The Eastern Mediterranean region will experience a sevenfold increase in extreme heatwaves by the end of the 21st century, according to Israeli and German researchers writing in the Science of the Total Environment journal.
They also predict a threefold increase in the duration of these heatwaves, and a tenfold increase in mortality rates as a direct consequence.
The study was led by Assaf Hochman, a senior climatologist at Hebrew University of Jerusalem’s Institute of Earth Sciences, in collaboration with Prof. Joaquim Pinto and Marcel Wedler at the Karlsruhe Institute of Technology, Germany.
Israel sits at the geographic center of 22 countries comprising the greater Eastern Mediterranean region. The core countries are Israel, Lebanon, Syria, Cyprus, Turkey, Jordan, Egypt and the Greek Dodecanese Islands.
“The symptoms of global warming are felt around the world, and with the Mediterranean region a ‘climate change hotspot,’ Israelis are at heightened risk,” said Hochman.
“We believe that health data should be opened to the scientific community to increase collaboration between the academic world and relevant government ministries in the Mediterranean region so that we can shift policies and double our efforts into monitoring and managing extreme weather events,” he added.

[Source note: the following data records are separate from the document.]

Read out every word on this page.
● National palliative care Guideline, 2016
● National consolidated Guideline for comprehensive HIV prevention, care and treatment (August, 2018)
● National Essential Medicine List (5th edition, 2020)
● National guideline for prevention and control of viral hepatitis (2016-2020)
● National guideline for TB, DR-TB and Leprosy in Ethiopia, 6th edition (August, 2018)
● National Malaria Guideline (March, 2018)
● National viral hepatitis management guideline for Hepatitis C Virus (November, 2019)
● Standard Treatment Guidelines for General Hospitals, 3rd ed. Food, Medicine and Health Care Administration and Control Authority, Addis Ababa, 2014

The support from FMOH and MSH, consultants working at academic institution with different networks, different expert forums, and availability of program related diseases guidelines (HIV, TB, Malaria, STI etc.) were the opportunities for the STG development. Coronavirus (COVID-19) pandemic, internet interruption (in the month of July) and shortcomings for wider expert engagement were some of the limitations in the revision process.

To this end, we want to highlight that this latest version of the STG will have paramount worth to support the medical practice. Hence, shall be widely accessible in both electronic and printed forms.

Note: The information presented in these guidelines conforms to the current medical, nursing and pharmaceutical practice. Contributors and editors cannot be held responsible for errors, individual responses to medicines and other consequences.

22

The three authors concluded that heatwaves “increasingly threaten society in the vulnerable Eastern Mediterranean. We also emphasize that true interdisciplinary regional collaborations are required to achieve adequate public health adaptation to extreme weather events in a changing climate.”
The study was funded by Israel’s Ministry of Science, Innovation, and Technology; the German Helmholtz Association’s “Changing Earth” program; and the AXA Research Fund.